Objetos de Resistencia is not a praise for mexican “cuteness”, neither it aims at judging or romanticizing any aspect of the context the objects come from. The first chapter or study case took place in the central western region of Mexico; but the collection could be expanded to other geographical regions and economic contexts in the future.
Through Objetos de Resistencia we learn from what western design history had decided not to take into account. Across 4 axes of research : Resourcefulness, Popular Imagination, Cultural Diversity, and Practical Brilliance. We assembled a collection of objects that, furthermore than their usage functions, are valuable because they participate in a form of economy that resists contemporary post-industrial capitalism.
This form of resistance is important to consider not only as an anthropological case of study, but as a proposal for the future. This economy somehow works because it functions for all its participants in a way modern consumption models haven't been able to.
Objetos de Resitencia doesn’t act as a displacement of economical values, wanting to generate sales based on the romanticisation of the objects. It proposes we could study and look at objects made, sold and used in certain localities of Mexico, without the greed of the speculator, but with a naive and sincere point of view based on the learning and adaptation of specific knowledge.

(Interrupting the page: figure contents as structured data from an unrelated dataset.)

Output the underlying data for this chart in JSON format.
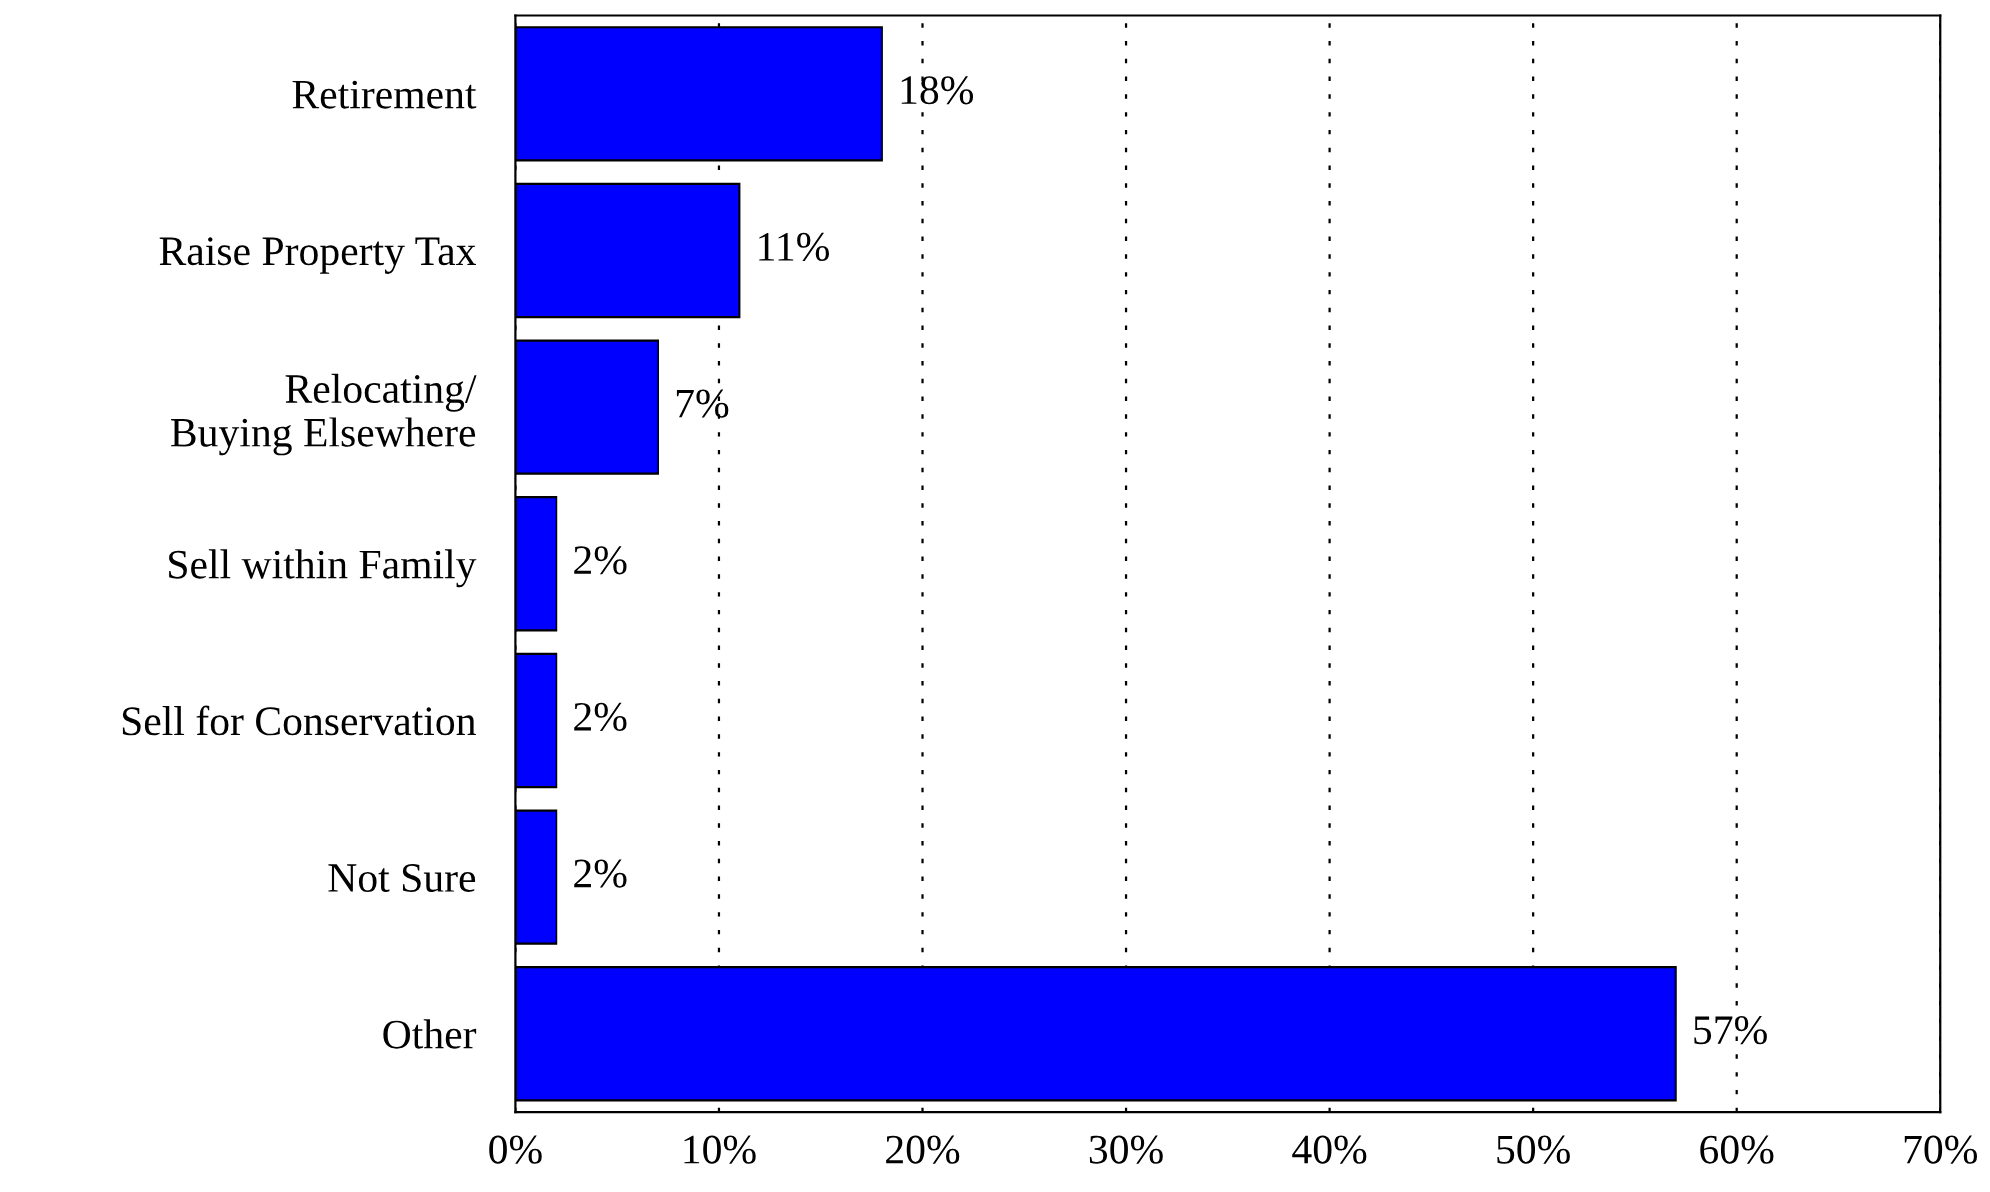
{
  "chart_data": {
    "type": "bar",
    "orientation": "horizontal",
    "categories": [
      "Retirement",
      "Raise Property Tax",
      "Relocating/\nBuying Elsewhere",
      "Sell within Family",
      "Sell for Conservation",
      "Not Sure",
      "Other"
    ],
    "values": [
      18,
      11,
      7,
      2,
      2,
      2,
      57
    ],
    "value_labels": [
      "18%",
      "11%",
      "7%",
      "2%",
      "2%",
      "2%",
      "57%"
    ],
    "color": "#0000ff",
    "xlim": [
      0,
      70
    ],
    "xticks": [
      {
        "value": 0,
        "label": "0%"
      },
      {
        "value": 10,
        "label": "10%"
      },
      {
        "value": 20,
        "label": "20%"
      },
      {
        "value": 30,
        "label": "30%"
      },
      {
        "value": 40,
        "label": "40%"
      },
      {
        "value": 50,
        "label": "50%"
      },
      {
        "value": 60,
        "label": "60%"
      },
      {
        "value": 70,
        "label": "70%"
      }
    ],
    "grid": "x",
    "legend": false
  }
}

Think of which of your own needs are solved by objects similar to the ones gathered in this publication? How much did you buy them for? Where are they produced and how far have they traveled to get to your home? Who is making the most profit from it, you? Anyone else involved in the making or translading of the object? Start looking at the objects that surround you, are they resisting time? Are they resisting homogenization, obsolescence? Are they resisting becoming or generating contaminating waste? Are they resisting creating unevenly distributed wealth? Or on the contrary, are they something, as a consumer, you should resist from?